What happened next? To a man – and woman – 26,000 people clambered to their feet and began to applaud as a couple of dozen soldiers, sailors and airmen appeared somewhat sheepishly on the pitch and, horribly out of step and waving to the crowd as they went (a part of the proceedings that would have appalled my war-veteran father), began to parade around it. The minute's silence – not always decorously observed at football grounds, if it salutes someone from the opposition – was exactly that, and was followed by more applause, a crescendo as an army sergeant and his son ran out with the match ball.
A cynic would probably contend that this demonstration was less authentic than it looked, that it had an orchestration not always apparent to those caught up it, and that the pressure to stand up and clap when the people next to you are standing up and clapping amounts to coercion of a sort. On the other hand, from where I was sitting it didn't look like coercion. Neither did it look like a display of exultant nationalism. Rather, it seemed as if 26,000 people wanted to express their appreciation of the efforts that were being made on their behalf by the armed forces here in 2014 and were profoundly grateful that these efforts had been made in the past – many of them by men and women who had never come back.

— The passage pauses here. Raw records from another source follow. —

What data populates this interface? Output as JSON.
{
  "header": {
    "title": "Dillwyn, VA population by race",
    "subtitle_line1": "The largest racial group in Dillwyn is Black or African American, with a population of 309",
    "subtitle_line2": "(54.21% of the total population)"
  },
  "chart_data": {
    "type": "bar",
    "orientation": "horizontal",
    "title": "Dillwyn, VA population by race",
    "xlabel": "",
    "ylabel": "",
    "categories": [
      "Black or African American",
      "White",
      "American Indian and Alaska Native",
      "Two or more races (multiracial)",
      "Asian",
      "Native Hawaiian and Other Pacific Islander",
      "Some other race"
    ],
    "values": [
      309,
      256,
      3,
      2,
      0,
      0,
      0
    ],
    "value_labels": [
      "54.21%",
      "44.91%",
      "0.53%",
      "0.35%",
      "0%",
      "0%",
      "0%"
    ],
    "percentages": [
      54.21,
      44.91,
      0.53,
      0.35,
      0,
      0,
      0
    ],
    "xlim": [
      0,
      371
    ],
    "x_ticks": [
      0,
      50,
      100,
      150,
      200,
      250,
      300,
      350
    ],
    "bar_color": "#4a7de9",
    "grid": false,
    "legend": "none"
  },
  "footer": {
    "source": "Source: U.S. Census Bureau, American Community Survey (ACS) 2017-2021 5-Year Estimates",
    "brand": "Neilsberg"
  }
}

That Remembrance Sunday, poppy-wearing and public silences have survived so well into the 21st century would perhaps have surprised some of the veterans of the First and Second World Wars. My father, for example (RAF 1941-46), used to come back from memorial services in the 1980s muttering darkly that, in the end, once their widows and friends had gone, people would cease to care about the young men of the Norwich Union Insurance Society, as it then was, who had died at Dunkirk or in the Japanese prisoner of war camps.
If this hasn't happened it is largely because of the other wars that have taken British lives in the intervening period, and also because of the growing realisation that the international conflicts of the 20th century were on such a gargantuan scale that, even now, their consequences are still apparent in nearly every family tree. To look around my own, for example, is to find a grandfather who by joining up for the first time aged 17 managed to take part in three wars (Boer, 1914-18, ARP warden in 1939-45), a great-uncle who died in Flanders and a second great-uncle subsequently felled by the delayed effect of wounds received there, not to mention vast inter-generational wrangles stirred by my father's Conscientious Objector cousin.
If, as is sometimes maintained, we as a nation are still not entirely comfortable with the way we commemorate our war dead, then this disquiet usually stems from the regularity with which these commemorations are hi-jacked by interest groups whose aim is not so much to remember the past than to use it as a stick with which to beat some of the perceived moral failings of the present. Naturally, most of these expropriations come from the right.
In a quarter of a century of writing newspaper articles I have never been quite so furious as on the occasion when a Remembrance Day piece, written for The Independent, was bought by the Daily Mail, and appeared on its website under the heading "I used to sneer at patriotism until my father taught me the true meaning of remembrance".
In fact, the piece had said nothing about sneering at patriotism; it simply suited the Mail Online's agenda to pretend that here was some snivelling lefty being given a come-uppance by his war-veteran dad. On the other hand, exactly the same kind of duplicity is practised by certain people on the other side of the political divide, for whom the thought of a scarlet poppy is tantamount to a demand for half-a-dozen extra warships and who can never catch sight of a military uniform without wanting quietly to sneer at it.
And so perhaps the solitary drawback of these commemorations is the way in which the media worries over them, expends gallons of ink in printing articles about "poppy fascism", commissions pious symposia on the need to detach religion from the mix (and replace it with what exactly? A syndicated homily from Richard Dawkins to be read out at every cenotaph?) and agonises over the art got up to enhance it, as in last week's furore over the Guardian art critic's claim that the Tower of London's poppy installation was "a Ukip-style memorial" and additionally "trite and inward-looking".
Perhaps Jonathan Jones is correct and the sea of ceramic poppies is less an exercise in popular art than a piece of covert nationalism which ignores the starker realities of war. All one can say in its defence is the public doesn't seem to think so, that hundreds of thousands of people have made an effort to travel long distances to see it and that commentators have noted the "reverential" air of the crowds. Which would you prefer – nigh-on a million poppies arranged in a public space or a statue to General Haig, which was the 1920s idea of a testament to the carnage of 1914-18?
Naturally, there are aspects of the early November rush to commemorate that are not to everyone's taste. But it could be argued that Remembrance Day is one of the things that the UK does best, that it is not, by and large, an excuse to glorify war or indulge in flag-waving, but a moment of reflection, a weighing up of past and present, a focus, in which the world is, for once, seen sub specie aeternitatis and in which individual stories and lives are taken out and remembered, rediscovered names added to monuments and the continuing human cost reckoned up.
At the same time it is a bracing antidote to much of the trivia that otherwise surrounds us. Evelyn Waugh's Vile Bodies (1930) – a novel about dissolute young people pleasing themselves – has a curious chapter in which a character named Adam Fenwick-Symes sets off from London to the country with the aim of extracting money from his fiancée's father. "It was Armistice Day and they were selling artificial poppies in the street. As he reached the station it struck eleven and for two minutes all over the country everyone was quiet and serious." After a day spent frivolously at large in the Home Counties, Adam returns to London at the point when legions of commuters are boarding their trains. "They were still wearing their poppies". So, eight and a half decades later, are we, and for reasons that, although they may not follow the prescriptions of the Daily Mail, seem ever more important as one Armistice Day yields up to the next.